ROANOKE TIMES Copyright (c) 1997, Roanoke Times DATE: Wednesday, April 23, 1997 TAG: 9704230051 SECTION: NATIONAL/INTERNATIONAL PAGE: A-6 EDITION: METRO DATELINE: RALEIGH, N.C. SOURCE: ASSOCIATED PRESS
Jeffrey MacDonald's lawyers asked a judge Tuesday to reopen his murder case, saying a report critical of FBI scientists could help clear the former Green Beret doctor in the 1970 slaying of his family.
In a 1,500-page appeal filed in U.S. District Court, MacDonald's lawyers argued that FBI forensic expert Michael Malone gave misleading information about fiber evidence in the case.

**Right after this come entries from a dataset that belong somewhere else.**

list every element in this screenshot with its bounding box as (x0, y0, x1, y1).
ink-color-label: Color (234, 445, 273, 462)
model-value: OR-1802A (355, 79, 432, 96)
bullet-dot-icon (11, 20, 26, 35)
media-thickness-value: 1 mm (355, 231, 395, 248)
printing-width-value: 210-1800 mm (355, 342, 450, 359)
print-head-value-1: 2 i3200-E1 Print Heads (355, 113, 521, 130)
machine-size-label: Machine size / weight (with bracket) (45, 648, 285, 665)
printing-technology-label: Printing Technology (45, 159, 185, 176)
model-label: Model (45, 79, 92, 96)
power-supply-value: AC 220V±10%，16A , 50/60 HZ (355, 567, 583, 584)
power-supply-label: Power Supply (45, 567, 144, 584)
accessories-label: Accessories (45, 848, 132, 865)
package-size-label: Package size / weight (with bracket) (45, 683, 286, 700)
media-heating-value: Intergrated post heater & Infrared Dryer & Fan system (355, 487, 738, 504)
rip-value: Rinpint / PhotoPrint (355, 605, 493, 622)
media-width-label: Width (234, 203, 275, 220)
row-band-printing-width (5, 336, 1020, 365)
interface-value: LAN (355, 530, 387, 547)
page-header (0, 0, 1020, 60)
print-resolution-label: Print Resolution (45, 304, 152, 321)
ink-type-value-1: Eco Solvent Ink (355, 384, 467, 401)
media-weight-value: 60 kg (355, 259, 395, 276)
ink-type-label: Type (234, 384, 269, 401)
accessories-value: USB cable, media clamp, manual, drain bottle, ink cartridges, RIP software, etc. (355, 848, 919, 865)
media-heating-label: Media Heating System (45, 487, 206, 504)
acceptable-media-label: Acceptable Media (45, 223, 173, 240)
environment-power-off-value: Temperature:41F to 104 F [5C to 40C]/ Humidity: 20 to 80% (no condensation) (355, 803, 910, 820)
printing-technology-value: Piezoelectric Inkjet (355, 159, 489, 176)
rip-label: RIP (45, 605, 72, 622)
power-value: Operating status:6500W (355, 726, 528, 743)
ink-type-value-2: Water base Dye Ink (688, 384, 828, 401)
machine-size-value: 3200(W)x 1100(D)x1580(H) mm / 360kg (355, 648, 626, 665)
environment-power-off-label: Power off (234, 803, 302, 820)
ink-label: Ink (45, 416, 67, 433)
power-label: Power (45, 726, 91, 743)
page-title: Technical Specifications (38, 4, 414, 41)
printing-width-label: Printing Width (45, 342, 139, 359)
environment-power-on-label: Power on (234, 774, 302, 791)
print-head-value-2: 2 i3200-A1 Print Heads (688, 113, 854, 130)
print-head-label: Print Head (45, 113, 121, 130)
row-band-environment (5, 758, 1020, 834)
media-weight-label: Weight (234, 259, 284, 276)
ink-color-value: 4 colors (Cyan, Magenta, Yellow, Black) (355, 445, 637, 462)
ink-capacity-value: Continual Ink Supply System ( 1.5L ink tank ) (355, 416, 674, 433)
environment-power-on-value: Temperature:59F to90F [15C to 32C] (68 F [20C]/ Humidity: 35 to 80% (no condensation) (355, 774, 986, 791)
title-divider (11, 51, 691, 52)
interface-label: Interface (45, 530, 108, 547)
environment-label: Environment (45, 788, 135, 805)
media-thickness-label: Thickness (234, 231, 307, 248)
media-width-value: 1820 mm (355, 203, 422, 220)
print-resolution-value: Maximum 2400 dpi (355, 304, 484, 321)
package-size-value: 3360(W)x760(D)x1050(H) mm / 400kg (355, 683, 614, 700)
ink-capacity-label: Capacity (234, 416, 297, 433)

MacDonald, now 56, is at a federal prison in Sheridan, Ore., for the Feb. 17, 1970, slayings of his pregnant wife, Colette, and daughters, Kimberly and Kristen, at their Fort Bragg home. He was convicted after a 1979 trial, chronicled in Joe McGinniss' book and a TV miniseries, ``Fatal Vision.''
In seeking a new trial in 1990, MacDonald's attorneys said hair fibers found in a hairbrush at the murder scene came from a blond wig worn by one of the drug-crazed intruders MacDonald said killed his family.
But Malone, then a top FBI hair-and-fiber expert, submitted written testimony saying that kind of hair fiber - a saran fiber - was not used in making wigs.